Now, the new decade per­haps may be marked by a sim­i­lar dynam­ic in the Arab world. Because there, too, we have the devel­op­ment of extreme­ly pow­er­ful pop­u­lar forces against author­i­tar­i­an and neolib­er­al gov­ern­ments. Where they will go it’s unclear but per­haps the one thing one could hope for is this sim­i­lar dynam­ic between new pro­gres­sive gov­ern­ments that are a result of the insur­rec­tions or of the revolts, that are con­stant­ly chal­lenged and pushed by the con­tin­u­a­tion and strength of these social move­ments that have made the results, that could be, and one might hope that would be, the dynam­ic of this new era. 

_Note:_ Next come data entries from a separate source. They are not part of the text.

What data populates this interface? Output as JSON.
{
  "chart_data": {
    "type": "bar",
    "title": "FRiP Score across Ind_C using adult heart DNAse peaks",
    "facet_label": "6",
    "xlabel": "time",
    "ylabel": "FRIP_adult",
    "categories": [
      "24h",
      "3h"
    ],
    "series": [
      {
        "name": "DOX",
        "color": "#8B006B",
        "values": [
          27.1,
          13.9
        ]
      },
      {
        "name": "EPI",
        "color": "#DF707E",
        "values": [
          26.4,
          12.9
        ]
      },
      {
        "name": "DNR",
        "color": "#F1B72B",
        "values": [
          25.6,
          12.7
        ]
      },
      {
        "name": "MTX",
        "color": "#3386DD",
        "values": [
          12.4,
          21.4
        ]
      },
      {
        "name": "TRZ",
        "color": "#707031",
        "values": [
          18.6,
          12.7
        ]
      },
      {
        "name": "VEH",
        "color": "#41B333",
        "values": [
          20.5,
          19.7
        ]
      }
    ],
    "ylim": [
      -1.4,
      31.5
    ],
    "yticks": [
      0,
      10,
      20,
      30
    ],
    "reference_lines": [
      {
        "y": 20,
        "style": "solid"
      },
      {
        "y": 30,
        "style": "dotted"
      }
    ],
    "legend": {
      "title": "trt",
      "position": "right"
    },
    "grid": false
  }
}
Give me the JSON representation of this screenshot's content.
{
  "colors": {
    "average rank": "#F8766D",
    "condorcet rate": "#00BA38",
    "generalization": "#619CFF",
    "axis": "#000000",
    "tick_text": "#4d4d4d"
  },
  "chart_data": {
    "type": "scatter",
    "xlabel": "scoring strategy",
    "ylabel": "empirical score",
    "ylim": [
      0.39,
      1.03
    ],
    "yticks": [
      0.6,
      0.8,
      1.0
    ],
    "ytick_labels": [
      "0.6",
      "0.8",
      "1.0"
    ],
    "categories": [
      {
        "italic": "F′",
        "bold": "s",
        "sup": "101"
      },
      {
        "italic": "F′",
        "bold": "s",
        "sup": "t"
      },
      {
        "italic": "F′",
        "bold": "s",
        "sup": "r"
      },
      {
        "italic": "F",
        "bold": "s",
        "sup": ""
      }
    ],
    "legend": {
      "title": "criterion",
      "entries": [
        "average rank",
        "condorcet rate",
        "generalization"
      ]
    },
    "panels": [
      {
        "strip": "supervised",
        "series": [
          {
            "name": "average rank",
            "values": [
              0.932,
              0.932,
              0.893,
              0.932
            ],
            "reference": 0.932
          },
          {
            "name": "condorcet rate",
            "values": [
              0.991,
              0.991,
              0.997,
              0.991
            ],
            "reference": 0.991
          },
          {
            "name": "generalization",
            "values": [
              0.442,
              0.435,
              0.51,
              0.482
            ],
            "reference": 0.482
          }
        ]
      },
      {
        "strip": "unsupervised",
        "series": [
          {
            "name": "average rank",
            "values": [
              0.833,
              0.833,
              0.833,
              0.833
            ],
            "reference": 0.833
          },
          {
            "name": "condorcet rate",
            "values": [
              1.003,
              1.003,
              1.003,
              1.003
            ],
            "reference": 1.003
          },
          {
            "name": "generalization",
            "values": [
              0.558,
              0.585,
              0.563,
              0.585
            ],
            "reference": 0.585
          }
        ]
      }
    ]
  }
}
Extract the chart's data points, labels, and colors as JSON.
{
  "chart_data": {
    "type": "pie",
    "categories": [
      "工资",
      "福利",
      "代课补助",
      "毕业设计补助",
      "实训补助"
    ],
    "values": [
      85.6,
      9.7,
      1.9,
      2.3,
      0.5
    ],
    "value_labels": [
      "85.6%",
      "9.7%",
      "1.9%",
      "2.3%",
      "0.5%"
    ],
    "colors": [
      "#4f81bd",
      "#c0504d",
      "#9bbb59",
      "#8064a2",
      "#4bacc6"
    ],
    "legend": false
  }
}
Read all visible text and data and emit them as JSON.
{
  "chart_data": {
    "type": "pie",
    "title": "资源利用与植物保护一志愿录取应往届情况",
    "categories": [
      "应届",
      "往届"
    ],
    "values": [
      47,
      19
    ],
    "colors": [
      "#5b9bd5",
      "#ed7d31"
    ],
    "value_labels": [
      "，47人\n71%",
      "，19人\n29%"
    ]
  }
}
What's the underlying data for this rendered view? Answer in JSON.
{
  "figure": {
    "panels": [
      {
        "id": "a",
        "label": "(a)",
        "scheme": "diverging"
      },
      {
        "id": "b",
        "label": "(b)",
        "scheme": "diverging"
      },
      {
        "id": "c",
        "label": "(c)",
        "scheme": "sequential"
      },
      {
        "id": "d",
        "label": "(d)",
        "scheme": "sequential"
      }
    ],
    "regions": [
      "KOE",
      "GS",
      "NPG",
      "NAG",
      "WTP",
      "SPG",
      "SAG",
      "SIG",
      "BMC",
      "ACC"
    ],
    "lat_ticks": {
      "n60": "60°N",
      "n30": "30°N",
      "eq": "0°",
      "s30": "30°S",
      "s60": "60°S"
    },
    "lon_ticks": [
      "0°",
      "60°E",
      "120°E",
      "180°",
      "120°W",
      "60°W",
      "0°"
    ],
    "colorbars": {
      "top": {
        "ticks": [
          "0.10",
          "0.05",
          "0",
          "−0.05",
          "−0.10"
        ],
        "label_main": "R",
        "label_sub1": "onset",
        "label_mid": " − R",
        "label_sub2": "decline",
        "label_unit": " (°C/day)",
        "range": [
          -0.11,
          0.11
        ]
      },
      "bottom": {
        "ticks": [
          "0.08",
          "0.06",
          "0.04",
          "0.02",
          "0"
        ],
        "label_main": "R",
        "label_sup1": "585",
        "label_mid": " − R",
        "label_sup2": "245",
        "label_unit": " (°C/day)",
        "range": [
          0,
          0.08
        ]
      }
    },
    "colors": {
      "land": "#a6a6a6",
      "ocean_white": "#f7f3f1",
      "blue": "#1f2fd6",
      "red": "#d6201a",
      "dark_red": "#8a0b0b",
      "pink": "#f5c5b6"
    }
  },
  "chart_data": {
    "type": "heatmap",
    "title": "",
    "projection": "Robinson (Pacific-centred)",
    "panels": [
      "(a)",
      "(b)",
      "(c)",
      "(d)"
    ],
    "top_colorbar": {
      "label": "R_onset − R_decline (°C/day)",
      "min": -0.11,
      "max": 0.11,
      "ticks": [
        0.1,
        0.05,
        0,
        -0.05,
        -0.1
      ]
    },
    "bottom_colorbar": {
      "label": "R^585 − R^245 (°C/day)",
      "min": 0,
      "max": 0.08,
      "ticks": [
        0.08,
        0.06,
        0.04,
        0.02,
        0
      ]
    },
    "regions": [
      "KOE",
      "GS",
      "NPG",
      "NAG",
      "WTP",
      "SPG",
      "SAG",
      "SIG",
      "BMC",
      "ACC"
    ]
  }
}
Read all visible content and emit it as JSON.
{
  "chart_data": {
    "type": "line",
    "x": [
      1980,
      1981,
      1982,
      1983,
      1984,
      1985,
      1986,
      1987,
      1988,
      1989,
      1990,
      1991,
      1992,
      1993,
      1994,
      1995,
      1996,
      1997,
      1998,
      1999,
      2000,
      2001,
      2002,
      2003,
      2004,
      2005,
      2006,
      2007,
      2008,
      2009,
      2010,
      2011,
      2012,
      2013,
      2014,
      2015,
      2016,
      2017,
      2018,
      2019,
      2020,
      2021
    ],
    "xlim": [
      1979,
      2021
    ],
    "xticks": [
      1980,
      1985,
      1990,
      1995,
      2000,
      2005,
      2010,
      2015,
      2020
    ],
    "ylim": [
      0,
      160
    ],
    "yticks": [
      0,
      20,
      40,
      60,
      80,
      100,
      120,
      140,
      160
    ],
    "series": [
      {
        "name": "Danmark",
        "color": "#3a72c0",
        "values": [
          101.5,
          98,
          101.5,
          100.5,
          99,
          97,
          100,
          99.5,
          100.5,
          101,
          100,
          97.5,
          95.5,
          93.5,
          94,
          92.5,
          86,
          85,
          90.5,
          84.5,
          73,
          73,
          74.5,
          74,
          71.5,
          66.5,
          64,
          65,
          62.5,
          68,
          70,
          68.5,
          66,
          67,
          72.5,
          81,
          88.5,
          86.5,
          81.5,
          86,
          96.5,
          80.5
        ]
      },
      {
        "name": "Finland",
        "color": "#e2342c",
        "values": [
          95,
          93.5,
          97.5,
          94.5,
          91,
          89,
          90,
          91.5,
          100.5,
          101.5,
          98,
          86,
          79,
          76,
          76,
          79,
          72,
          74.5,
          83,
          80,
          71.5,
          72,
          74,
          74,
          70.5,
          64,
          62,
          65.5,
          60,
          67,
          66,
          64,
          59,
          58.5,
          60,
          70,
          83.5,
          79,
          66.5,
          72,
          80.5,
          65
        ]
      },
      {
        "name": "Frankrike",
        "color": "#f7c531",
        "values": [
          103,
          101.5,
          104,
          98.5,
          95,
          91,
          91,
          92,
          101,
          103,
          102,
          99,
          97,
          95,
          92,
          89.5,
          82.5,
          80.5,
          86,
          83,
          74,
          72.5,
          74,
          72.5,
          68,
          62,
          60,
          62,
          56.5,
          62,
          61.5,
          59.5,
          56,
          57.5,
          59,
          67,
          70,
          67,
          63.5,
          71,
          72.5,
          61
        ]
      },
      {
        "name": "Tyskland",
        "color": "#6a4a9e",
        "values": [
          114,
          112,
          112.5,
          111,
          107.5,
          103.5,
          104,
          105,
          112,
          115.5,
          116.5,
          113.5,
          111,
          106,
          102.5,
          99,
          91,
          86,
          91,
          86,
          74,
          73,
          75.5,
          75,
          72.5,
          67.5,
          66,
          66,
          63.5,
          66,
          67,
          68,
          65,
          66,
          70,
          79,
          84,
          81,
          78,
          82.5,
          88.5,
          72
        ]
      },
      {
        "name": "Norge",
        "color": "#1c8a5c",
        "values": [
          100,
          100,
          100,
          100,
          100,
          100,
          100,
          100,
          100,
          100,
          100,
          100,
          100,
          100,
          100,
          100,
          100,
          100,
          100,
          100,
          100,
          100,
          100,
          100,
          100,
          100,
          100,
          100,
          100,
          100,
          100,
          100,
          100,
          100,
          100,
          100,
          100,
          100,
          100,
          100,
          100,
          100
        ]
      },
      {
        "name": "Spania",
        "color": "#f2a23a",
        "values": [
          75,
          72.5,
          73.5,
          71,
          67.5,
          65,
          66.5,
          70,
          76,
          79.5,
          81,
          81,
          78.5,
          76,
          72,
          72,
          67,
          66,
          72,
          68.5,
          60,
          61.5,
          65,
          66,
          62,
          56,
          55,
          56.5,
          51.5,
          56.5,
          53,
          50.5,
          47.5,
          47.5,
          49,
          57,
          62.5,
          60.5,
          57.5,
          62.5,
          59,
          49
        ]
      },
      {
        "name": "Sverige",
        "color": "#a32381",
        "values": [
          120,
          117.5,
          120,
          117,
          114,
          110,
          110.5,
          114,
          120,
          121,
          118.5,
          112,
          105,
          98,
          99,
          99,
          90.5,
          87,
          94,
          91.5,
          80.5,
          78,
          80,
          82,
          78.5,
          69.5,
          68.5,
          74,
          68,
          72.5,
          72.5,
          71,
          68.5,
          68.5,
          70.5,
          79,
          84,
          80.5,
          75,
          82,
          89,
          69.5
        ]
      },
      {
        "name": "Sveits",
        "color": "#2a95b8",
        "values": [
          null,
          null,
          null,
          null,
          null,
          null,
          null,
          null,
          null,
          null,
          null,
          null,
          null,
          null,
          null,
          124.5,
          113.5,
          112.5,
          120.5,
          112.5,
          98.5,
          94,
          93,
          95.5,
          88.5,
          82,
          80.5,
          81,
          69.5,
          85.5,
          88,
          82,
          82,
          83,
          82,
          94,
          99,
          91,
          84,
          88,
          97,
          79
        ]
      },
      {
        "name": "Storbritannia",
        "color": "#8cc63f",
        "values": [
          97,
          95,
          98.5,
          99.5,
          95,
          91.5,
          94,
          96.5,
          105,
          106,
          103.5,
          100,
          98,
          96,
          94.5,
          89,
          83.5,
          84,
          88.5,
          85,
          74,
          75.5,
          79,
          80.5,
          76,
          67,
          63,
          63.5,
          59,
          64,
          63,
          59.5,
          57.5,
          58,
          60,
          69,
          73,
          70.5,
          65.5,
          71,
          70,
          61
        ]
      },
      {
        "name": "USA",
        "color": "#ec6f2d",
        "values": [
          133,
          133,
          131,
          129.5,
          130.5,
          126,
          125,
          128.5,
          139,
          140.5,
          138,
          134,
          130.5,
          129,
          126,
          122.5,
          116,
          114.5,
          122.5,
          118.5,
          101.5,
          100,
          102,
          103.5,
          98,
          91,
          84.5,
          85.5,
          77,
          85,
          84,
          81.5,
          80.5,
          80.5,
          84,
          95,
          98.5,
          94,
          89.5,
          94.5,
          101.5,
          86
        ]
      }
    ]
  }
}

But it seems to me that these are the kinds of polit­i­cal realms, realms of strug­gle and con­tes­ta­tion over eco­nom­ic, social issues, that should be the focus of our polit­i­cal research and polit­i­cal activism. That have been in some sense eclipsed or cast in the back­ground by the War on Terror, by the focus on sov­er­eign­ty, by the exces­sive focus I would say on the states of excep­tion. These should in fact be the focus of our ener­gies, and they are in fact what is real­ly mak­ing the world. It’s those revolts to which glob­al pow­er struc­tures have to react. They are in fact the dynam­ic forces that are lead­ing the pos­si­bil­i­ty of a new world.